Thanksgivukkah promises to be epic. We will not see another one for over 78,000 years, which, even by Jewish standards of memory, is an awfully long time. This mash-up holiday to end all mash-up holidays is going to be a high point of many a Jews’ year, with recipes for latkes with cranberry apple relish and brussel sprouts with pastrami (instead of bacon) going viral, and the Menurkey likely to grace many a holiday table.

But why? Aside from the marketing genius of Thanksgivvukah proponents and the general wonders of gastronomic Judaism and the New Jewish Food Movement, what drives the excitement and creative expressions?

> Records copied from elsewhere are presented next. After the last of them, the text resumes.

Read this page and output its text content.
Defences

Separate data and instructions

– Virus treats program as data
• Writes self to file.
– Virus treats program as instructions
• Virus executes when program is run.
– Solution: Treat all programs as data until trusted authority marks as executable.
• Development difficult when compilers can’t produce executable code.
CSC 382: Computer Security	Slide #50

I would posit, as many have, that Thanksgivukkah does what its older cousin Christmukkah can’t quite do: it fully grafts Jewish Americans into a story of America freedom, civic piety, and Norman Rockwell-ian family celebrations. Long ago, it seems, South Park featured the young Jewish character Kyle Broslowski singing “It’s hard to be a Jew on Christmas.” Though he ultimate reconciles himself to his Jewishness, he also bemoans his social position. “I can’t sing christmas songs or decorate a christmas tree, or leave water out for rudolph ’cause there’s something wrong with me! My people don’t believe in Jesus Christ’s Divinity!” Theological difference prevents participation in American civic-religious ritual.

There is no Christ in Thanksgivukkah. Although this hybrid hullabaloo has its critics, it does not break any historical taboos. There may be “no such thing as a Hanukkah bush” (although many contemporary blended families would beg to differ), but we now have an American Gothikkah Thanksgivukkah poster, a #thanksgivukkah hashtag, and T-shirts.

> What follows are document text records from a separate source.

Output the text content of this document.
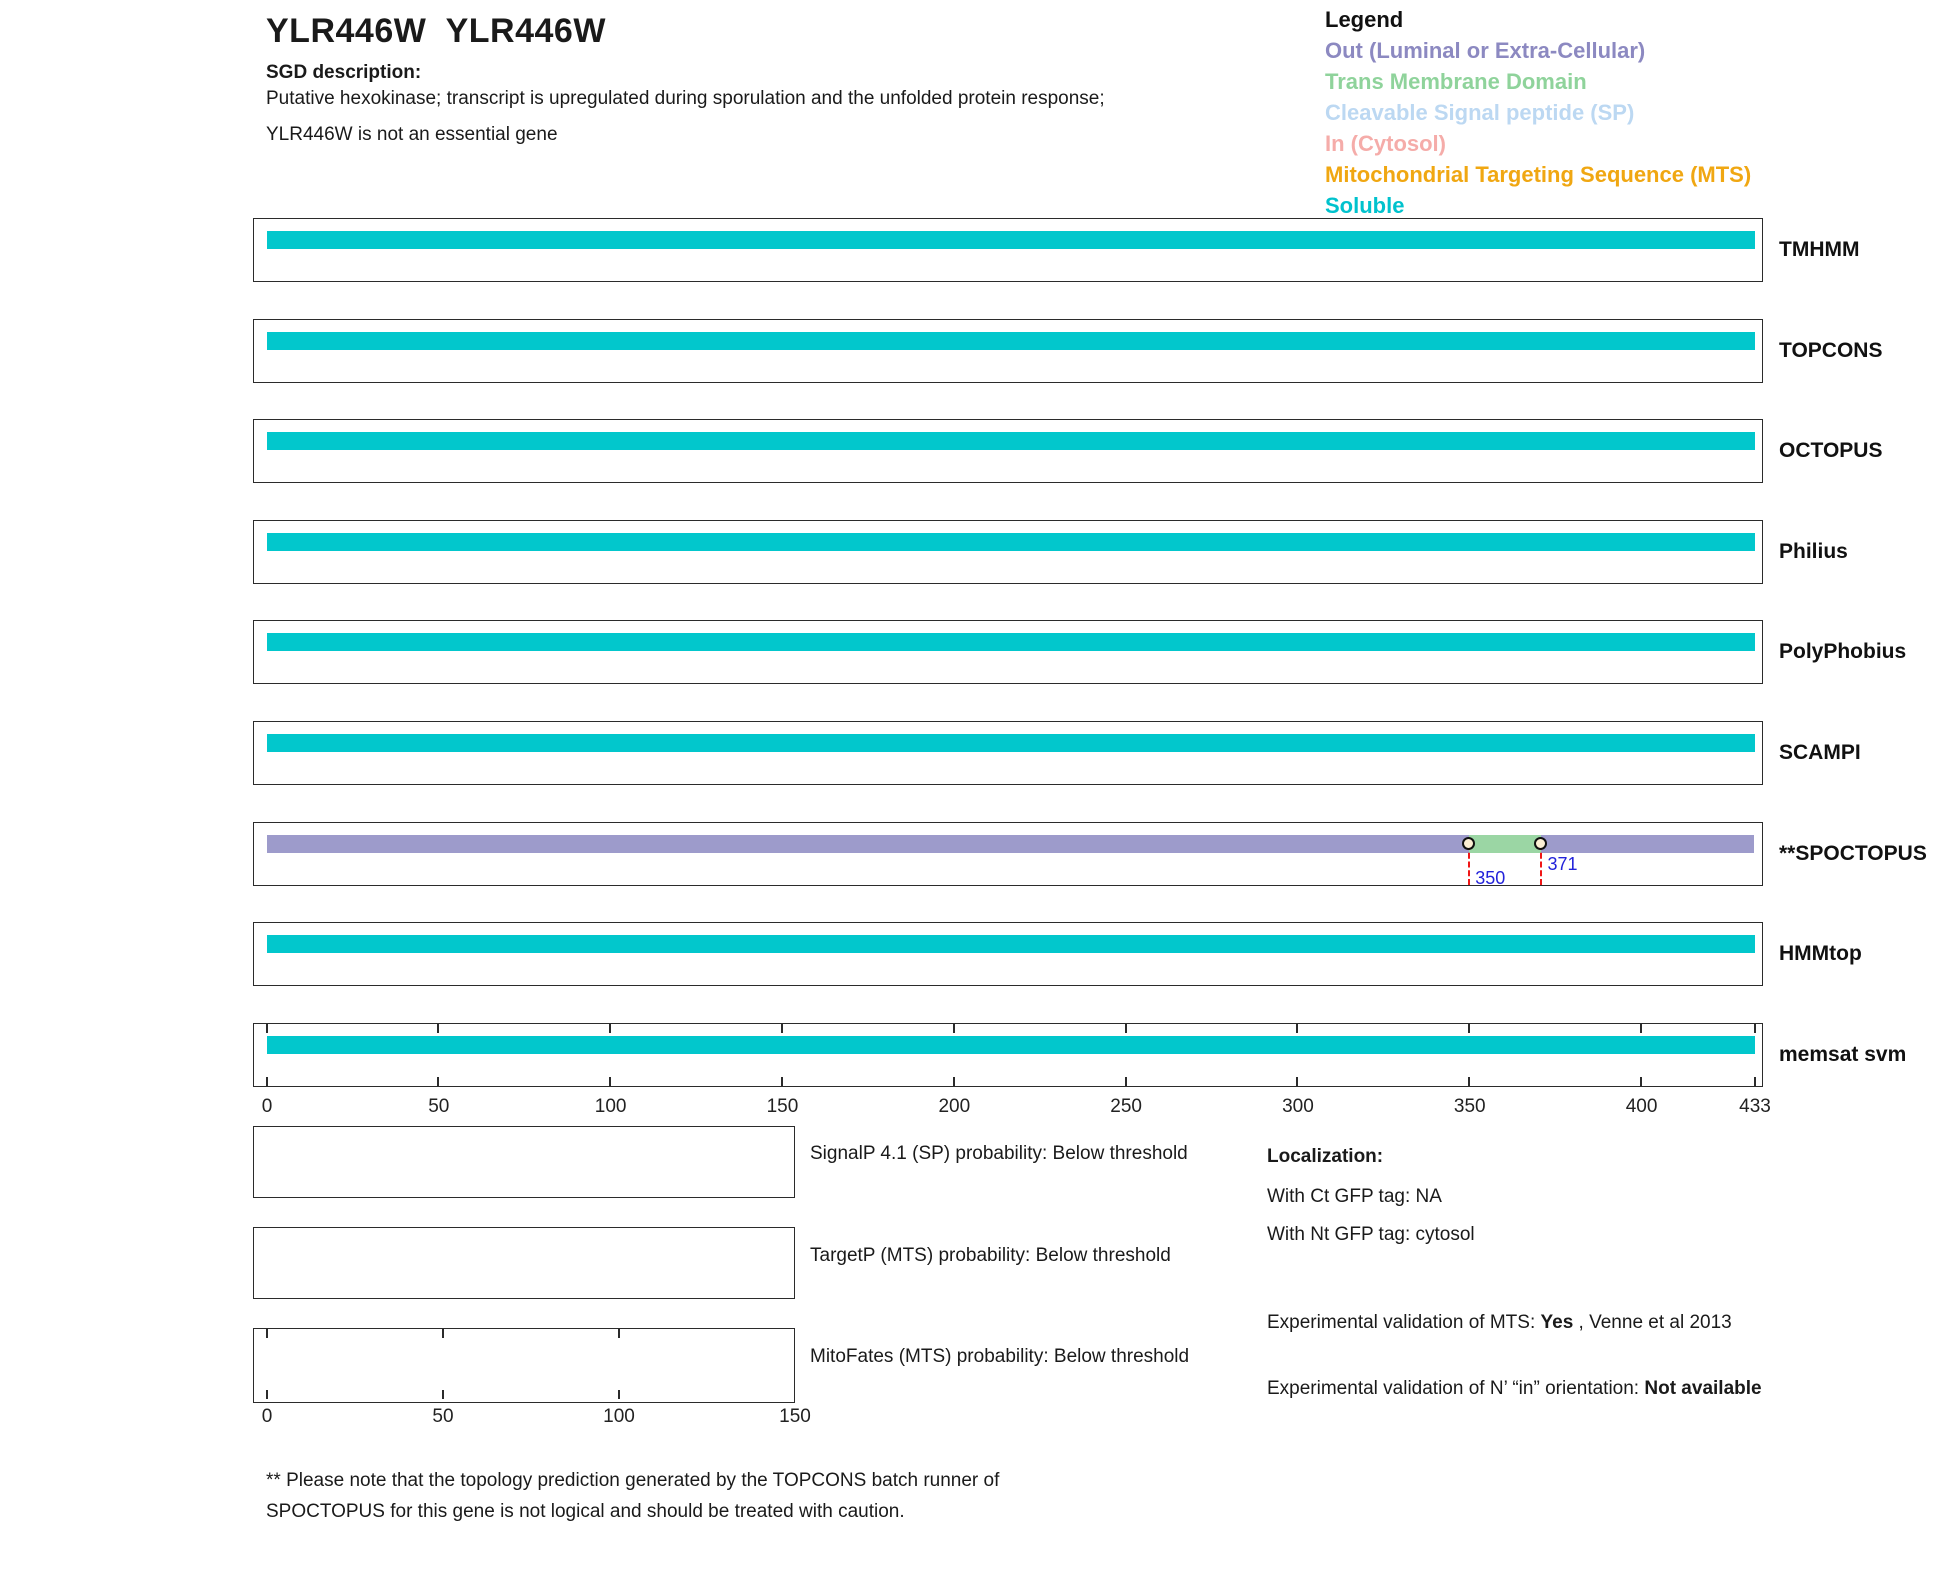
YLR446W  YLR446W
SGD description:
Putative hexokinase; transcript is upregulated during sporulation and the unfolded protein response;
YLR446W is not an essential gene
Legend
Out (Luminal or Extra-Cellular)
Trans Membrane Domain
Cleavable Signal peptide (SP)
In (Cytosol)
Mitochondrial Targeting Sequence (MTS)
Soluble
TMHMM
TOPCONS
OCTOPUS
Philius
PolyPhobius
SCAMPI
350
371	**SPOCTOPUS
HMMtop
memsat svm
0	50	100	150	200	250	300	350	400	433
0	50	100	150
SignalP 4.1 (SP) probability: Below threshold
TargetP (MTS) probability: Below threshold
MitoFates (MTS) probability: Below threshold
Localization:
With Ct GFP tag: NA
With Nt GFP tag: cytosol
Experimental validation of MTS: Yes , Venne et al 2013
Experimental validation of N’ “in” orientation: Not available
** Please note that the topology prediction generated by the TOPCONS batch runner of
SPOCTOPUS for this gene is not logical and should be treated with caution.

Thanksgivukkah is a way of being out, loud, and proud. We’re here! We’re Jewish! We eat turkey AND latkes! Get used to it! As Jonathan Sarna observed in his recent article on the Pew Survey, there are significant “silver linings” in its findings—if we even want to engage with the eternal “But is it good for the Jews?” question. Most notably, it evinces Jewish pride. We don’t need to get nose jobs anymore. We’re not running from the Red Scare. In fact, the mayor of a major American city—Boston’s Mayor Thomas Menino—issued a proclamation in honor of Thanksgivukkah. I have deeply ambivalent, uncomfortable feelings about state displays of religion, but you have to feel a bit of awe: the city that won the World Series this year (fear the beard!) is also acknowledging our minor festival.

Combining traditions is not a new thing in any religious tradition or culture; Christmas trees and Easter bunnies are, after all, remnants of pre-Christian European customs. The emergence of Hanukkah as a “major” Jewish holiday in America was the result, in part, of the desire to keep up with the neighbors. As the 1947 United Synagogues guide How to Celebrate Hanukkah at Home put it, “Be mindful of the fact that your non-Jewish neighbor takes time and pains to make Christmas an occasion of gladness. Unless you take equal pains with the Hanukkah party, you cannot hope to make the Festival a thrilling experience.” That anxiety remains today, no matter how many lovely Thanksgivukkah tables we set. How can we ever compete with the juggernaut of Christmas? 

Despite the fact that I am with my mishpacha (family) in that vaunted Jewish mecca of the New York metro area this week, I am still a lonely Jew on Thanksgivukkah. One USA Today headline phrased it perfectly: “Thanksgivukkah stirs thanks, angst.” As a scholar of religions, I see Thanksgivukkah as a phenomenon to unpack, not to judge. As a Jewish American, I am seduced by the joys and kitsch of this once-in-a-life time event … but it’s still not the Christmas tree I longed for as a child.

Perhaps this is just another classic move of Jewish alienation, diaspora, displacement. Our wacky calendrical coincidence is both a miracle and a mismatch. Consider the secular/sacred-ish ritual shopping season. This year, Black Friday will fall on the second day of Hanukkah, after three crazy nights are done and gone. When the glow of the Thanksgivukkah candles has faded, Christmas carols will still be playing in every public space and lights will still bedeck our neighbors’ homes. We have queered Thanksgiving with our Festival, creating something new, subversive, beyond old identities, and it will indeed be a thrilling experience. But come December 25th, we will still be eating Chinese food and going to the movies.